/glottolog

Collaborative data curation for Glottolog

Primary LanguageTeXOtherNOASSERTION

The Glottolog Data Repository

The Glottolog data repository is the place where the data served by the Glottolog web application is curated. But the repository also provides an alternative way to access Glottolog's data locally, and possibly even locally customized data by forking glottolog/glottolog.

Accessing Glottolog data

  • This repository is the place where Glottolog data is curated. So it's the right place to open issues about errors you identified and to propose changes. A clone of this repository is also the right thing if you need access to all of Glottolog's data, possibly including older versions and the history of changes.

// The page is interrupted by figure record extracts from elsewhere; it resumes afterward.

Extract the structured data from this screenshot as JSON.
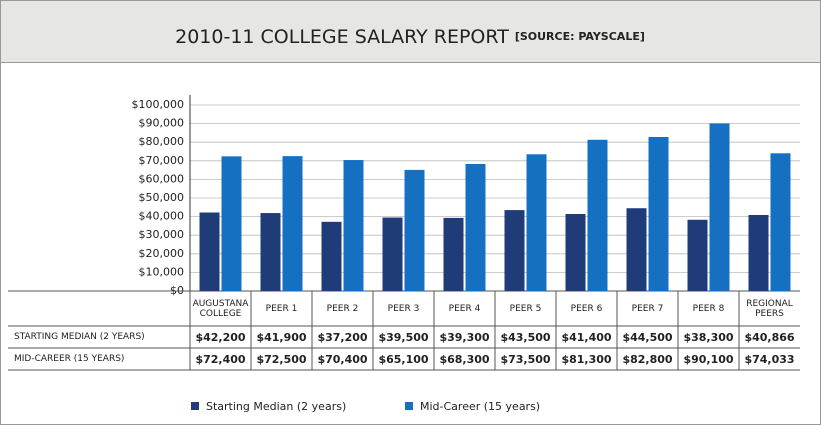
{
  "chart_data": {
    "type": "bar",
    "title": "2010-11 COLLEGE SALARY REPORT",
    "subtitle": "[SOURCE: PAYSCALE]",
    "categories": [
      "AUGUSTANA COLLEGE",
      "PEER 1",
      "PEER 2",
      "PEER 3",
      "PEER 4",
      "PEER 5",
      "PEER 6",
      "PEER 7",
      "PEER 8",
      "REGIONAL PEERS"
    ],
    "series": [
      {
        "name": "Starting Median (2 years)",
        "table_label": "STARTING MEDIAN (2 YEARS)",
        "color": "#1f3b78",
        "values": [
          42200,
          41900,
          37200,
          39500,
          39300,
          43500,
          41400,
          44500,
          38300,
          40866
        ],
        "value_labels": [
          "$42,200",
          "$41,900",
          "$37,200",
          "$39,500",
          "$39,300",
          "$43,500",
          "$41,400",
          "$44,500",
          "$38,300",
          "$40,866"
        ]
      },
      {
        "name": "Mid-Career (15 years)",
        "table_label": "MID-CAREER (15 YEARS)",
        "color": "#1570c1",
        "values": [
          72400,
          72500,
          70400,
          65100,
          68300,
          73500,
          81300,
          82800,
          90100,
          74033
        ],
        "value_labels": [
          "$72,400",
          "$72,500",
          "$70,400",
          "$65,100",
          "$68,300",
          "$73,500",
          "$81,300",
          "$82,800",
          "$90,100",
          "$74,033"
        ]
      }
    ],
    "ylim": [
      0,
      100000
    ],
    "yticks": [
      {
        "value": 0,
        "label": "$0"
      },
      {
        "value": 10000,
        "label": "$10,000"
      },
      {
        "value": 20000,
        "label": "$20,000"
      },
      {
        "value": 30000,
        "label": "$30,000"
      },
      {
        "value": 40000,
        "label": "$40,000"
      },
      {
        "value": 50000,
        "label": "$50,000"
      },
      {
        "value": 60000,
        "label": "$60,000"
      },
      {
        "value": 70000,
        "label": "$70,000"
      },
      {
        "value": 80000,
        "label": "$80,000"
      },
      {
        "value": 90000,
        "label": "$90,000"
      },
      {
        "value": 100000,
        "label": "$100,000"
      }
    ],
    "grid": true
  }
}
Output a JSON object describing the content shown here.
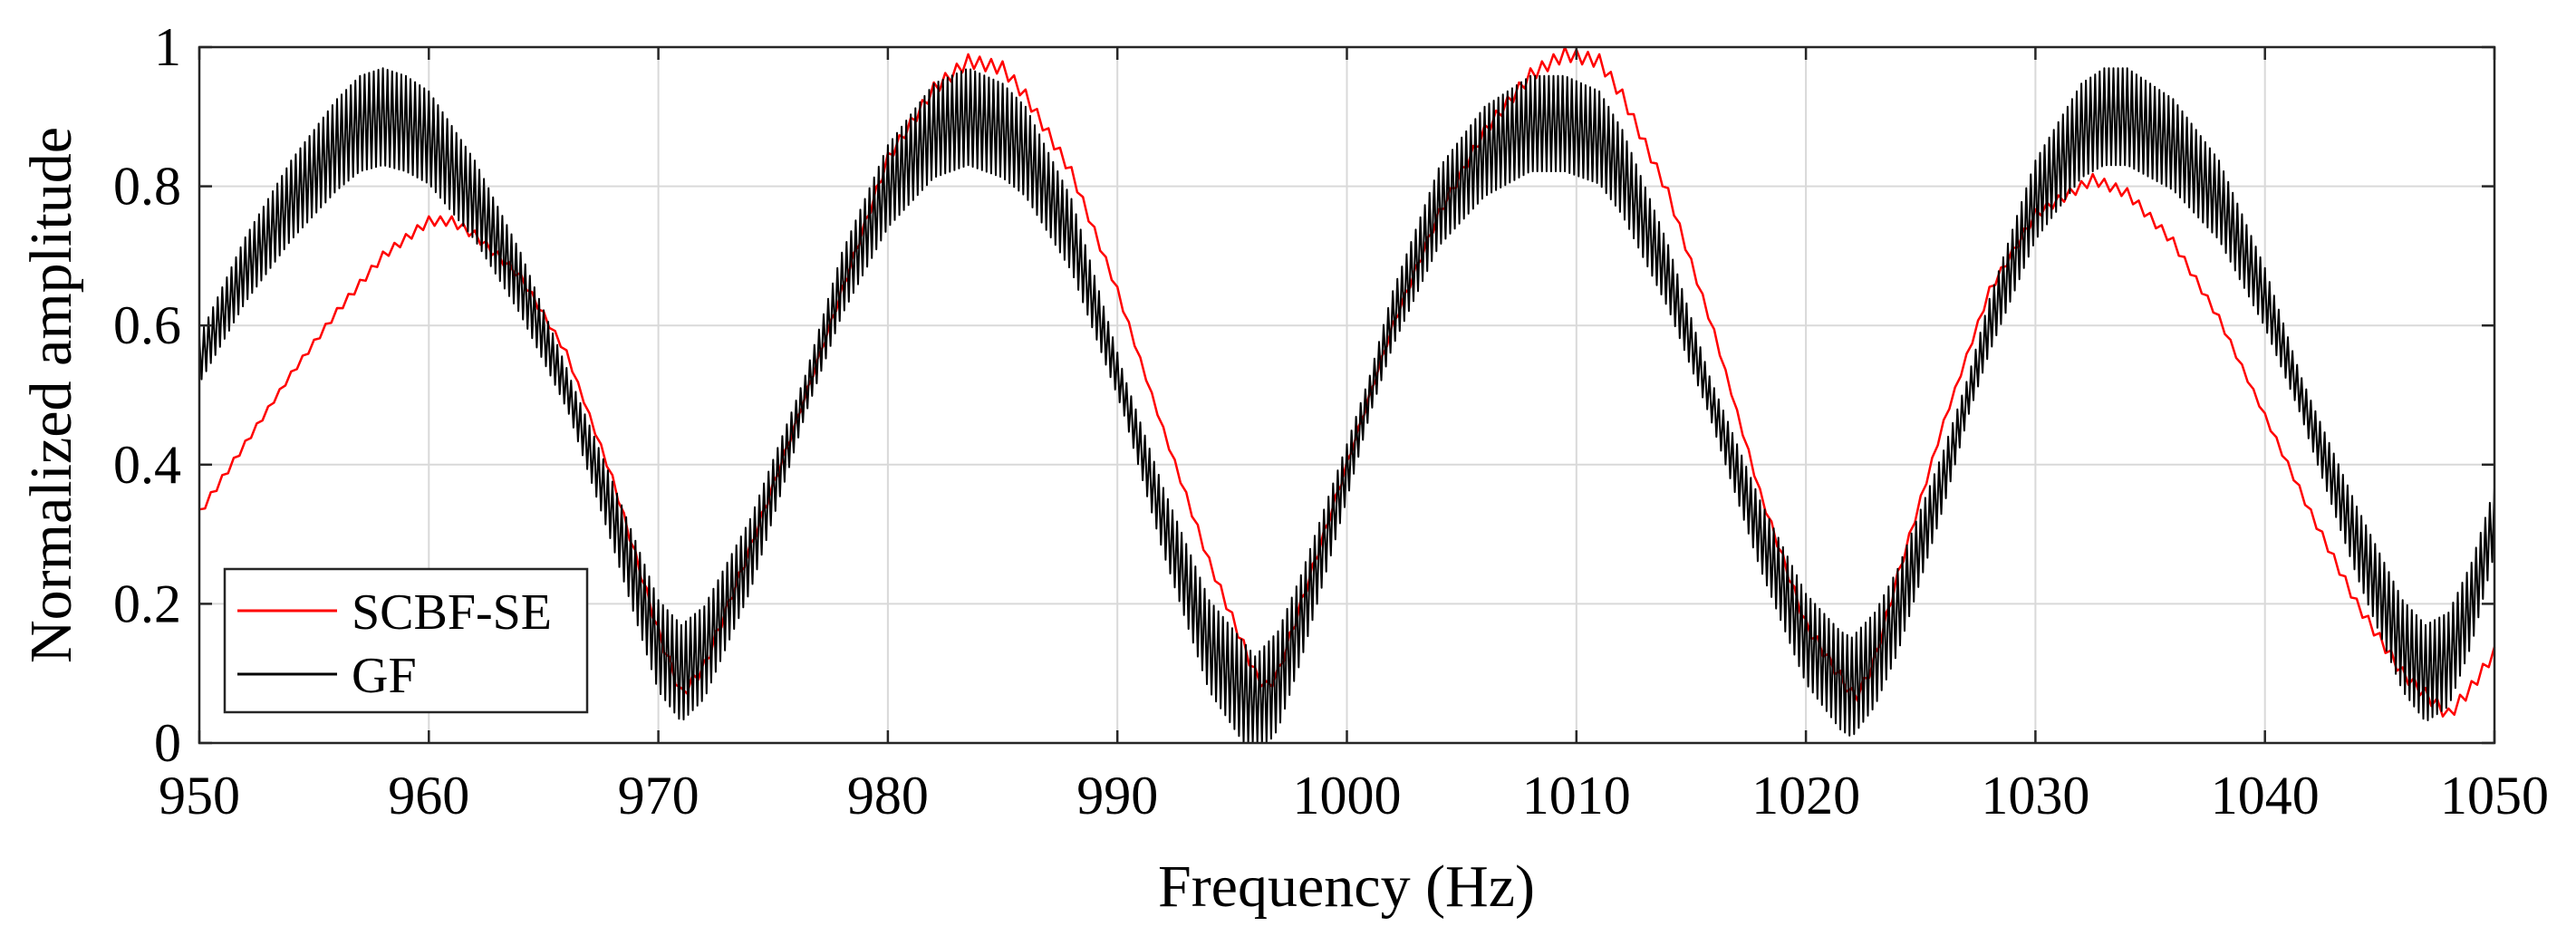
{
  "chart_data": {
    "type": "line",
    "title": "",
    "xlabel": "Frequency (Hz)",
    "ylabel": "Normalized amplitude",
    "xlim": [
      950,
      1050
    ],
    "ylim": [
      0,
      1
    ],
    "xticks": [
      950,
      960,
      970,
      980,
      990,
      1000,
      1010,
      1020,
      1030,
      1040,
      1050
    ],
    "yticks": [
      0,
      0.2,
      0.4,
      0.6,
      0.8,
      1
    ],
    "ytick_labels": [
      "0",
      "0.2",
      "0.4",
      "0.6",
      "0.8",
      "1"
    ],
    "grid": true,
    "legend_position": "bottom-left",
    "series": [
      {
        "name": "SCBF-SE",
        "color": "#ff0000",
        "oscillation": 0.01,
        "x": [
          950,
          952,
          954,
          956,
          958,
          960,
          961,
          962,
          964,
          966,
          968,
          970,
          971,
          972,
          974,
          976,
          978,
          980,
          982,
          983.5,
          985,
          986,
          988,
          990,
          992,
          994,
          996,
          996.5,
          997,
          998,
          1000,
          1002,
          1004,
          1006,
          1008,
          1009.5,
          1011,
          1012,
          1014,
          1016,
          1018,
          1020,
          1022,
          1022.3,
          1023,
          1024,
          1026,
          1028,
          1030,
          1032.5,
          1034,
          1036,
          1038,
          1040,
          1042,
          1044,
          1046,
          1048,
          1049,
          1050
        ],
        "y": [
          0.33,
          0.43,
          0.53,
          0.62,
          0.7,
          0.75,
          0.75,
          0.73,
          0.67,
          0.56,
          0.38,
          0.16,
          0.07,
          0.11,
          0.28,
          0.46,
          0.65,
          0.84,
          0.94,
          0.98,
          0.97,
          0.93,
          0.82,
          0.65,
          0.45,
          0.26,
          0.1,
          0.08,
          0.1,
          0.2,
          0.4,
          0.6,
          0.76,
          0.88,
          0.96,
          0.99,
          0.98,
          0.93,
          0.79,
          0.59,
          0.36,
          0.17,
          0.07,
          0.07,
          0.12,
          0.24,
          0.46,
          0.65,
          0.76,
          0.81,
          0.79,
          0.72,
          0.61,
          0.47,
          0.33,
          0.2,
          0.1,
          0.04,
          0.08,
          0.13
        ]
      },
      {
        "name": "GF",
        "color": "#000000",
        "oscillation": 0.08,
        "x": [
          950,
          952,
          954,
          956,
          957,
          958,
          959,
          960,
          962,
          964,
          966,
          968,
          970,
          971,
          972,
          974,
          976,
          978,
          980,
          982,
          983.5,
          985,
          986,
          988,
          990,
          992,
          994,
          996,
          997,
          998,
          1000,
          1002,
          1004,
          1006,
          1008,
          1009.5,
          1011,
          1012,
          1014,
          1016,
          1018,
          1020,
          1021.5,
          1022,
          1023,
          1024,
          1026,
          1028,
          1030,
          1032,
          1033,
          1034,
          1036,
          1038,
          1040,
          1042,
          1044,
          1046,
          1047,
          1048,
          1049,
          1050
        ],
        "y": [
          0.55,
          0.68,
          0.78,
          0.86,
          0.89,
          0.9,
          0.89,
          0.87,
          0.78,
          0.66,
          0.51,
          0.33,
          0.14,
          0.1,
          0.13,
          0.27,
          0.46,
          0.66,
          0.8,
          0.88,
          0.9,
          0.88,
          0.85,
          0.73,
          0.53,
          0.32,
          0.14,
          0.05,
          0.09,
          0.18,
          0.39,
          0.61,
          0.77,
          0.85,
          0.89,
          0.89,
          0.87,
          0.82,
          0.67,
          0.48,
          0.3,
          0.15,
          0.09,
          0.08,
          0.12,
          0.19,
          0.38,
          0.6,
          0.78,
          0.88,
          0.9,
          0.9,
          0.86,
          0.78,
          0.64,
          0.46,
          0.29,
          0.14,
          0.1,
          0.12,
          0.2,
          0.32
        ]
      }
    ]
  }
}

Since the format of the data here is tailored towards maintainability - and not towards accessibility - you might want to use the Python package pyglottolog to access it programmatically.
  • glottolog.org - the Glottolog website - may be the most convenient place to inspect and browse the latest released version of Glottolog data. It also provides access to various download formats, tailored towards various re-use scenarios.
  • glottolog as CLDF dataset is probably the best option for accessing all of Glottolog's languoid data. Due to the format being CLDF, it can be used from all kinds of programming environments such as spreadsheet programs, programming languages like R or python, or the UNIX shell. A description of the files in this datasets is available in the README.

How-to cite

Only released versions of the Glottolog data should be cited. These releases are archived with and available from ZENODO at https://doi.org/10.5281/zenodo.596479

Types of data in Glottolog

Languoids

Data about Glottolog languoids (languages, dialects or sub-groups, aka families) is stored in text files (one per languoid) formatted as INI files in the languoids/tree subdirectory. The directory tree mirrors the Glottolog classification of languages.

References

The Glottolog bibliography is curated as a set of BibTeX files in the references/bibtex subdirectory, which are merged into a single reference database for each release/edition.

Metadata

Metadata - e.g. controlled vocabularies for some of the languoid data - are stored as INI files in the config subdirectory.